Pasaron los años, y las manos de Julia en vez de lucir femeninas parecían palas hechas a medida; y ella aún con quince primaveras así las escondía, de la vista ajena y de su propia vergüenza.
Pero algo sucedió una noche, algo... extraño. Mientras Julia dormía las manos aprovecharon para quejarse entre ellas hartas de la situación, luego hablaron con los dedos, y éstos llamaron a las uñas, para que no se sintieran excluidas.
-¿Qué hacemos familia, vamos a dejar que traten así a la persona que nos dió vida, trabajo, y algo por lo que vivir? - decían las manos enfadadas.
-!Abajo los tiranos! !Revolución! - gritaban dedos y uñas indignadas.
Así que decidieron saltar de su cuerpo y arreglar los problemas que la niña no sabía resolver.
Fueron esos fríos y sucios en mi cara los que me despertaron y los que me hicieron gritar de puro horror y asco.
-¿Por qué te ríes de nosotras y de nuestra Julia?
Yo continuaba atónito, ¿acaso estaba soñando?
-¿Que tus orejas también se han enfadado contigo? ¡Que por que te ríes de nosotras!
Un escalofrío recorrió todo mi cuerpo, ¿eso eran manos lo que me estaban hablando?
Rápidamente miré hacia abajo por si eran las mías pero mis blancas y finas manos seguían pegadas a mi.
Supongo que la somnolencia me hizo ser sincero:
-Manos de Julia, ¿cómo no me voy a reír de vosotras? Estáis sucias y sois muy feas, además estáis cubiertas de heridas y golpes.
-Mira tus manos, tan bonitas y perfectas. !Cómo se nota que no ayudas a tu madre a limpiar, ni a tu padre con el huerto! !Son manos de egoísta! Nosotras hemos hecho eso y mucho más, puede que no seamos tan bellas y puras pero trabajamos y ayudamos, y nos enorgullece ser parte de alguien generosa y responsable.

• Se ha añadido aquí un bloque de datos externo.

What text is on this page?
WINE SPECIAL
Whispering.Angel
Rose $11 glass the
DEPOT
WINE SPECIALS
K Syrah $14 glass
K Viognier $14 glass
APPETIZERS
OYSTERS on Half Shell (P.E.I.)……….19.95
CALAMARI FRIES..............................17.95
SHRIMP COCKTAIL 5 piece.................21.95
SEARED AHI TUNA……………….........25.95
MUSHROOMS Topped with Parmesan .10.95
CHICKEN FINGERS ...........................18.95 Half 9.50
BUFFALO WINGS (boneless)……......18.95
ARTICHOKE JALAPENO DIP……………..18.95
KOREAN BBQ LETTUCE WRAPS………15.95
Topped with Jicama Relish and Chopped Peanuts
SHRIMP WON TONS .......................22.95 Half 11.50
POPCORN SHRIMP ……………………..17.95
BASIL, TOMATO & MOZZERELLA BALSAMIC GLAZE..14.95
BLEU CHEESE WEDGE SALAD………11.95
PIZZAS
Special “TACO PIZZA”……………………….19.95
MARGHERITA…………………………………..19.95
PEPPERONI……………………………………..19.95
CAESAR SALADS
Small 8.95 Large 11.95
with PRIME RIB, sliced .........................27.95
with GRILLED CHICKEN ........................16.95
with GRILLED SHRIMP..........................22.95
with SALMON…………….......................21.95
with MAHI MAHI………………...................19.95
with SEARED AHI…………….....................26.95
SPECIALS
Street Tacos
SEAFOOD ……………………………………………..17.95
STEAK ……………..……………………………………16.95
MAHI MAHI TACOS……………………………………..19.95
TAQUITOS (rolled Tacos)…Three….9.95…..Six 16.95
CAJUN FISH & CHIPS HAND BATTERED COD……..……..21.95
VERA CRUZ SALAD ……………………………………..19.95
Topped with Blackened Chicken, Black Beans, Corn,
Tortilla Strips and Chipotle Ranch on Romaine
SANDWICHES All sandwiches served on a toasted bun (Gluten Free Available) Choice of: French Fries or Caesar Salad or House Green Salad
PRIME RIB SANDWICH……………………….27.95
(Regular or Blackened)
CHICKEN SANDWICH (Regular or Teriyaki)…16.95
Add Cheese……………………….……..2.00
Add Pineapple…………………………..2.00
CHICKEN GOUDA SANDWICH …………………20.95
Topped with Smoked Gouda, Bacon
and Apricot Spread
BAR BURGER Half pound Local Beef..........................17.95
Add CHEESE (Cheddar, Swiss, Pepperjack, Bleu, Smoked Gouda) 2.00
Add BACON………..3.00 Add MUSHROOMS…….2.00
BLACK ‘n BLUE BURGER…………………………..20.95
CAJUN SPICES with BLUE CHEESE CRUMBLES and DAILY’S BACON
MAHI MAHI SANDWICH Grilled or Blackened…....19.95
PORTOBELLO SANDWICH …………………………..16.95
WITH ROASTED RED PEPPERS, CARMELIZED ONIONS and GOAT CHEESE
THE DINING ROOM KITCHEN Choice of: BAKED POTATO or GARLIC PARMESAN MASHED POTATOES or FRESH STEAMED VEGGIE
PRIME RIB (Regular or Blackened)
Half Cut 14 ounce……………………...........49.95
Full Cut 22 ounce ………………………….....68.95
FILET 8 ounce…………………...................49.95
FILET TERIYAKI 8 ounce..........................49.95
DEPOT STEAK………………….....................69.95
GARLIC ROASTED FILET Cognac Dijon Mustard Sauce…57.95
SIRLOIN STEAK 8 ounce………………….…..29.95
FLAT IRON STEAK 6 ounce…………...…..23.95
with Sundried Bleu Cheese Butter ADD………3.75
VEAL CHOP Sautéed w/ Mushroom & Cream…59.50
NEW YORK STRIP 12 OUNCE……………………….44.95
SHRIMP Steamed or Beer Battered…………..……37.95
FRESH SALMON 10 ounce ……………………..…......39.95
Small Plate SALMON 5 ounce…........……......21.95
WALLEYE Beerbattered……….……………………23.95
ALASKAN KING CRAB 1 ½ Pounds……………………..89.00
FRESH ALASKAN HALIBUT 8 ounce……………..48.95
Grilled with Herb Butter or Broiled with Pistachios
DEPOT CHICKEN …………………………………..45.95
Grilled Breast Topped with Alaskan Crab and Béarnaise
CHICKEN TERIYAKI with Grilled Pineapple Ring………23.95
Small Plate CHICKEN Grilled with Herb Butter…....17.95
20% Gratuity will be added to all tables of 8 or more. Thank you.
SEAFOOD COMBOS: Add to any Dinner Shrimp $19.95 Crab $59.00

Entonces miré hacia mis manos de nuevo, efectivamente eran preciosas pero ya no me gustaban tanto y no me sentía orgulloso de ellas, ni de mi mismo por burlarme así de Julia..
Y mientras pensaba en eso me volví a dormir; al fin y al cabo, era sólo un mozuelo.
A la mañana siguiente pensé que todo había sido un sueño y nada más. Me lo repetía y repetía pero sin convencimiento, y al rato salí de mi casa y me encontré lo imposible. Todos aquellos niños que alguna vez se habían burlado de las manos de Julia ahora estaban barriendo las entradas, otros los veía aguantando las herramientas mientras su padre arreglaba el coche, había que simplemente llevaban la compra o peinaban a su perro recién lavado, pero todos trabajaban."
Miré a mi querido abuelo, se le estaba derramando una diminuta lágrima; me volví y recogí una lata del suelo para ponerla en mi cesta de mimbre.
Desde aquel día creamos una nueva tradición; íbamos al bosque y mientras toda la gente arrancaba las setas para llevárselas, nosotros recogíamos basura y luego la reciclábamos.
No siempre era divertido hacerlo, pero nunca se nos fue la sonrisa de la cara y nos unió más. De mi abuelo aprendí muchas cosas pero una muy importante es que todos dejamos una huella en este mundo, de nosotros depende si es buena o mala.